Four years after returning empty-handed from Pyeongchang, Ewan is hoping to clear up some unfinished business at this year’s Winter Games.

Ewan was unable to match his 2014 bronze medal success in Sochi at the 2018 Winter Paralympics, with the team finishing seventh in the round-robin stage and failing to qualify for the knockout phase. 

It was a heart-breaking blow for Ewan, and one that saw him out of the game for a while after that. 

But Ali's inspiration always found its way into his career, and Ewan has since turned his life around in a bid to become the greatest in Beijing. 

Ewan, one of over 1,000 athletes able to train full-time, access to the world’s best coaches and benefit from pioneering technology, science and medical support thanks to vital National Lottery funding, said: "It's unfinished business.
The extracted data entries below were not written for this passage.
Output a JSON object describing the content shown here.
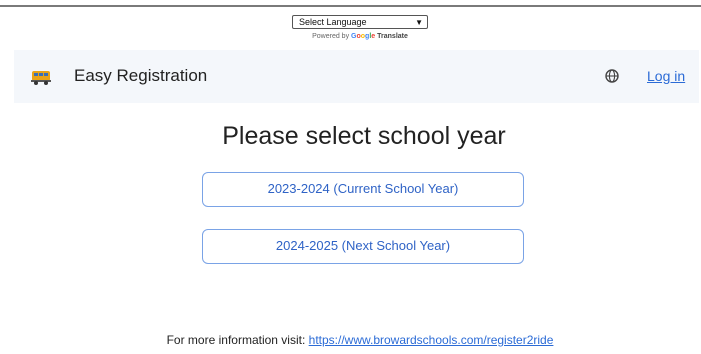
{
  "translate": {
    "select_label": "Select Language",
    "powered_prefix": "Powered by",
    "google_letters": [
      "G",
      "o",
      "o",
      "g",
      "l",
      "e"
    ],
    "google_colors": [
      "#4285F4",
      "#EA4335",
      "#FBBC05",
      "#4285F4",
      "#34A853",
      "#EA4335"
    ],
    "translate_label": "Translate"
  },
  "navbar": {
    "brand_icon": "school-bus-icon",
    "brand_title": "Easy Registration",
    "language_icon": "globe-icon",
    "login_label": "Log in",
    "link_color": "#2b6bd6"
  },
  "main": {
    "title": "Please select school year",
    "options": [
      {
        "label": "2023-2024 (Current School Year)"
      },
      {
        "label": "2024-2025 (Next School Year)"
      }
    ]
  },
  "footer": {
    "prefix": "For more information visit:",
    "link_text": "https://www.browardschools.com/register2ride"
  }
}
I want to get a gold Paralympic medal. 

"After Korea, I went home and asked myself 'could I have done more?'. The answer was yes. It was too late but I'm not doing that again. 

"It's definitely made me more determined. I had to give myself a good hard shake and look at myself in all aspects.  

"I changed a lot of things to make myself a better curler. I don't want to come back from China this time around and wonder what more I could have done.  

"The last few years leading up to Beijing, I've done everything I could do to prepare for this.” 

In the years since 2018, Ewan’s devastation at missing out on a medal worsened when he was dropped from the Scottish team.

But he did not lose heart and powered on in the hope of returning to the game, taking several drastic measures including losing eight stone and putting a big focus on reducing his use of pain medication. 

Having become a wheelchair user due to a spinal collapse from decades of heavy lifting on building sites, Ewan first got into the sport at Moray Wheelchair Curling Club as a way to ‘get off my backside and do something.’

Ewan, who will aim to add to the 1,000-plus medals achieved by British athletes since the advent of National Lottery funding to elite sport in 1997, said: "I'd go down, play a couple games, have a cup of coffee, and there was a bar upstairs so you could even have a pint if you'd played well!  

"I fell in love with the sport. Once I started learning the rules and learning the strategy, the targets, and have the cold trying to zap you at the same time - those are the three aspects of the game - I was hooked. I still love it and enjoy it every time I play. 

He continued: “The Paralympics is the pinnacle of where we can play so to get any medal is a great achievement. I was over the moon with a bronze in Sochi but I still think there's more to come in Beijing. 

"I would like to be able to come off the ice at the end of the competition and say: 'I gave it my all.'"

Since National Lottery funding to elite sport started in 1997, over 1,000 Olympic and Paralympic medals have been won, with more to come in Beijing 2022, Paris 2024 and beyond.